Observant visitors to the Plains recognized the potential for more violence. In 1823 Paul Wilhelm, a tourist from Germany, visited the Pawnee and warned they “are extremely proud and should they become hostile they would be exceedingly dangerous.” Somewhat later, the Omaha chief Big Elk visited the commander of Fort Atkinson and voiced his amazement at the army’s favorable treatment of the Pawnee.
The army could not ignore the possibility of a Pawnee war. The tribe could muster over 2,000 warriors at a time when the entire American Army consisted of only about 5,800 troops. As a result Lt. George Wright was sent to investigate the tribe’s intentions and to assess the likelihood of a war.
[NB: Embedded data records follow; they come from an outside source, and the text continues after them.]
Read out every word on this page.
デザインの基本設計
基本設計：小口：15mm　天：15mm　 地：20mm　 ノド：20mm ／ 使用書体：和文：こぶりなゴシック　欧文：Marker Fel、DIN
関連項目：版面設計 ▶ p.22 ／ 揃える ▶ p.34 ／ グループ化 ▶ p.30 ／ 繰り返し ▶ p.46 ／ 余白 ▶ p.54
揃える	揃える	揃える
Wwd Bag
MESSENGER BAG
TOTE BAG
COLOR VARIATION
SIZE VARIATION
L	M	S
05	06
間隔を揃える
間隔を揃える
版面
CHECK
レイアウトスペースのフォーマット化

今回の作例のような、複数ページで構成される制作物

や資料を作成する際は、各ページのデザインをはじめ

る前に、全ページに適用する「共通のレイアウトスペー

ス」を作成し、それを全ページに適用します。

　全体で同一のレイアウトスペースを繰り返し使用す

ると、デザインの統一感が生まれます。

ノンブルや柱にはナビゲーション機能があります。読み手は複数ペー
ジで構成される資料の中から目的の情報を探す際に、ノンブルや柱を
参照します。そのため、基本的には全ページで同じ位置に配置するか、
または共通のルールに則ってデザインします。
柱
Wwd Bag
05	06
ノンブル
Wright and his small detachment of Third Infantry soldiers left Fort Leavenworth in late February 1829. He returned to Fort Leavenworth and submitted his report on April 11.
Wright acknowledged that some Pawnee were guilty of robbing and even killing whites but concluded by saying that it was his “entire conviction that the Pawnees never entertained the most distant intention of prosecuting an open war with the United States.” Wright went on to urge that “decisive measures” be initiated to halt the comparatively minor attacks on the whites. However, military planners had neither the troops nor money to mount the kind of offensive that would be necessary.
Although no peace treaties were signed and no campaigns were launched the threat from the Pawnee began to diminish within months. In the early fall of 1831 the tribe was decimated by an outbreak of smallpox. In spite of their tragic circumstances they continued to defend their land, but it was a hopeless effort. In 1854 they were placed on a reservation in what is now Nance County, Nebraska, where they lived for approximately twenty years before being moved to another reservation in Oklahoma.